Let $p\in\mathbb{P}$. Consider the polynomial
$$f(t) = (t-1)(t-2)\ldots (t-(p-1)) -t^{p-1}+1 $$
Show that every coefficient is divisible by $p$.
The first thing to notice is that we have $p-1$ factors, therefore the summands $t^{p-1}$ cancel or in other words, the coefficient for $t^{p-1}$ is zero and is divisible by $p$.
Multiplying everything through seems veeery tedious. Can we get by easier, somehow?
We would have something like this:
$$f(t) = 0t^{p-1}+A_1t^{p-2} + A_2t^{p-3} +\ldots A_{p-2}t +(1+\prod_{i=1}^{p-1}i) $$
We could suppose for a contradiction that one of the coefficients is not congruent to $0$ modulo $p$, but this doesn't help, because, for one - there is no information on congruence of $f(t)$ and secondly, why would the constant term have to satisfy that congruence in general?
..or have I mis-understood the problem? How to proceed?
This is a very cute problem. Let me make one innocuous observation before I begin:
A non-zero polynomial of degree $n$ defined over a field can have at most $n$ roots.

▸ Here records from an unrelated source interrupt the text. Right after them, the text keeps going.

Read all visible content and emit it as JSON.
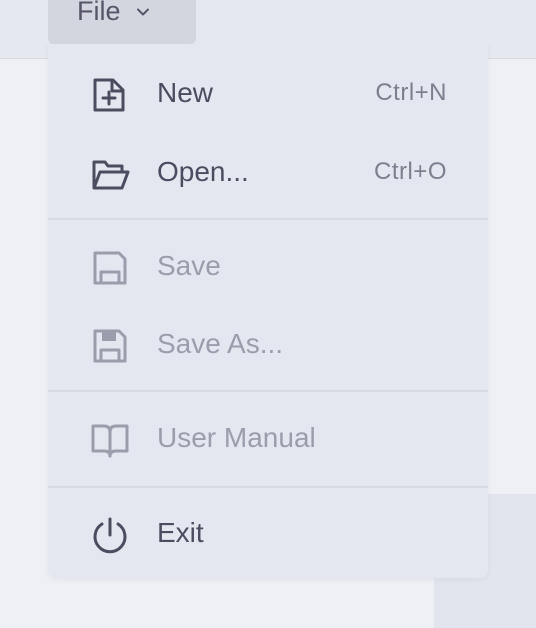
{
  "menubar": {
    "file_menu": {
      "label": "File",
      "chevron_icon": "chevron-down-icon"
    }
  },
  "file_menu": {
    "items": [
      {
        "label": "New",
        "shortcut": "Ctrl+N",
        "icon": "new-file-icon",
        "enabled": true
      },
      {
        "label": "Open...",
        "shortcut": "Ctrl+O",
        "icon": "open-folder-icon",
        "enabled": true
      },
      {
        "label": "Save",
        "shortcut": "",
        "icon": "save-icon",
        "enabled": false
      },
      {
        "label": "Save As...",
        "shortcut": "",
        "icon": "save-as-icon",
        "enabled": false
      },
      {
        "label": "User Manual",
        "shortcut": "",
        "icon": "book-icon",
        "enabled": false
      },
      {
        "label": "Exit",
        "shortcut": "",
        "icon": "power-icon",
        "enabled": true
      }
    ]
  },
  "colors": {
    "enabled_text": "#4b4c60",
    "disabled_text": "#9c9dac",
    "shortcut_text": "#7d7e8e",
    "menu_background": "#e5e7f0",
    "active_menu_button": "#d3d6df"
  }
}
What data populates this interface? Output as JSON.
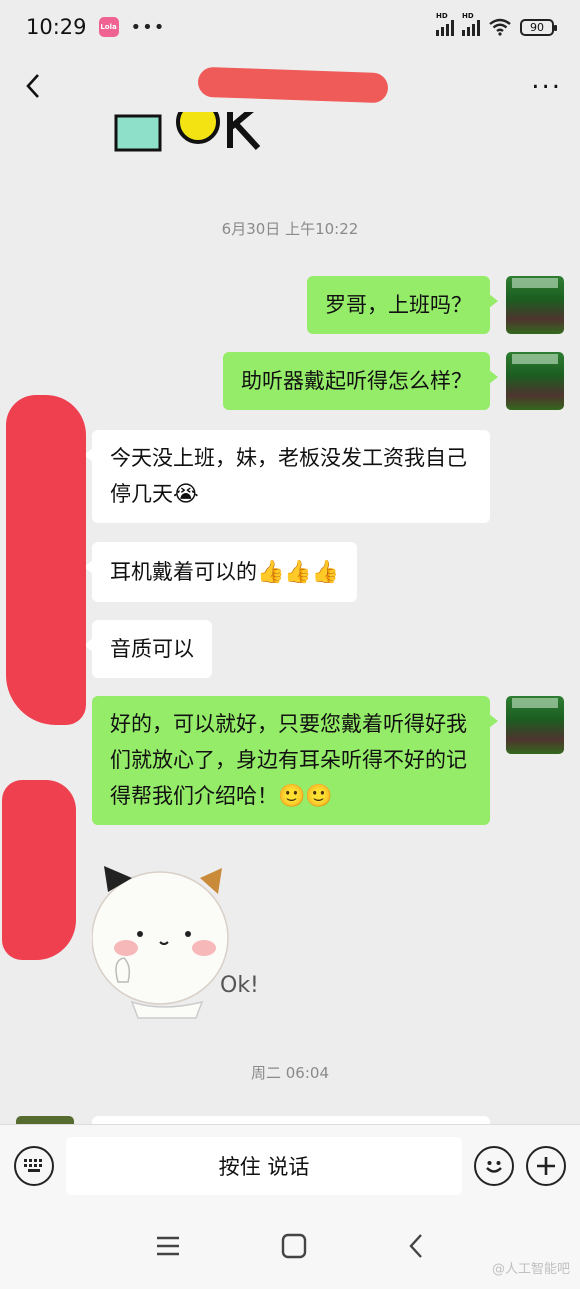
{
  "status_bar": {
    "time": "10:29",
    "battery": "90",
    "signal_label": "HD",
    "icons": [
      "app-badge-icon",
      "more-dots-icon",
      "signal-icon",
      "signal-icon",
      "wifi-icon",
      "battery-icon"
    ]
  },
  "header": {
    "back_icon": "chevron-left-icon",
    "more_icon": "ellipsis-icon"
  },
  "chat": {
    "sticker_top_text": "OK",
    "timestamp_1": "6月30日 上午10:22",
    "messages": [
      {
        "side": "me",
        "text": "罗哥，上班吗？"
      },
      {
        "side": "me",
        "text": "助听器戴起听得怎么样？"
      },
      {
        "side": "other",
        "text": "今天没上班，妹，老板没发工资我自己停几天",
        "emoji": "😭"
      },
      {
        "side": "other",
        "text": "耳机戴着可以的",
        "emoji": "👍👍👍"
      },
      {
        "side": "other",
        "text": "音质可以"
      },
      {
        "side": "me",
        "text": "好的，可以就好，只要您戴着听得好我们就放心了，身边有耳朵听得不好的记得帮我们介绍哈！",
        "emoji": "🙂🙂"
      }
    ],
    "sticker_text": "Ok!",
    "timestamp_2": "周二 06:04"
  },
  "input_bar": {
    "hold_to_talk": "按住 说话",
    "left_icon": "keyboard-icon",
    "emoji_icon": "smiley-icon",
    "plus_icon": "plus-icon"
  },
  "nav_bar": {
    "icons": [
      "menu-icon",
      "home-square-icon",
      "back-triangle-icon"
    ]
  },
  "watermark": "@人工智能吧",
  "colors": {
    "background": "#ededed",
    "my_bubble": "#95ec69",
    "other_bubble": "#ffffff",
    "redaction": "#ef4050"
  }
}
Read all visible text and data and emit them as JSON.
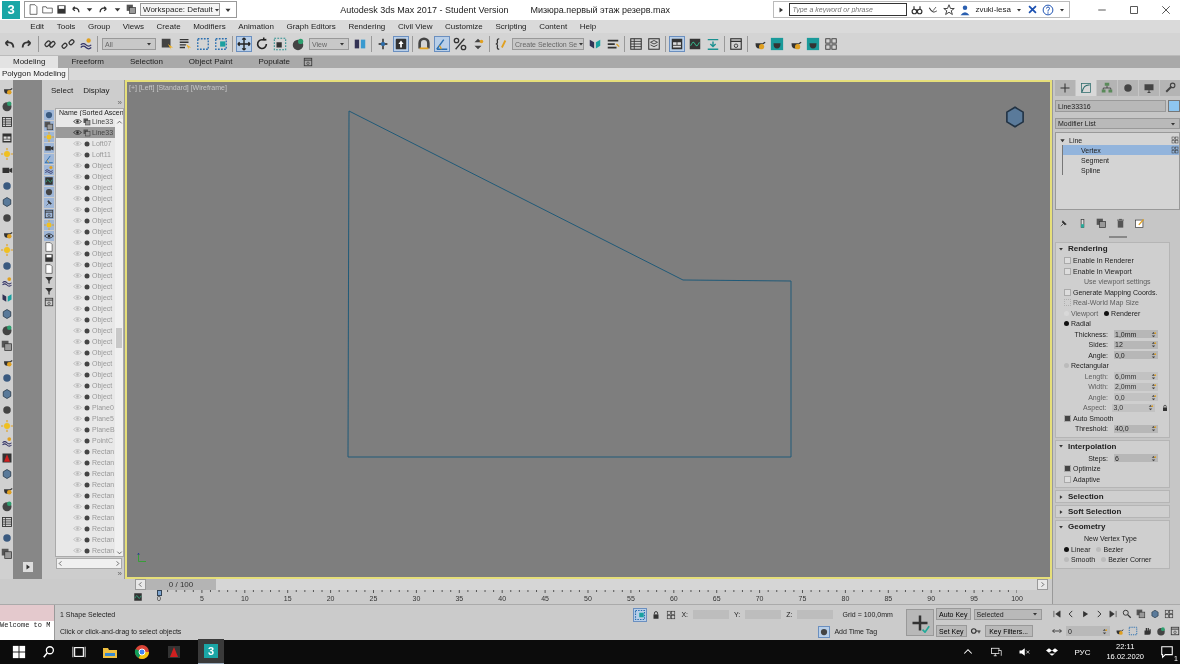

Now let us begin: Plug in various values for $t$ in $f(t)=(t-1)(t-2)\cdots (t-(p-1))-t^{p-1}+1$. We see that $f(0)=(p-1)!+1 \equiv0 \pmod p$ by Wilson's theorem. For any other value of $t$ modulo $p$, i.e. $1\leq t_0 \leq p-1$, we notice that the product $(t_0-1)(t_0-2)\cdots (t_0-(p-1))$ is zero because $t_0-t_0$ appears in one of the terms in the product. So $f(t_0)=0-t_0^{p-1}+1 \equiv 0 \pmod p$ by Fermat's little theorem!
So the polynomial $f(t)$ has $p$ roots modulo $p$. However it's degree is $\leq p-1$. By the observation I made at the beginning, this forces $f$ to be the zero polynomial modulo $p$. This means that every coefficient of $f$ is divisible by $p$.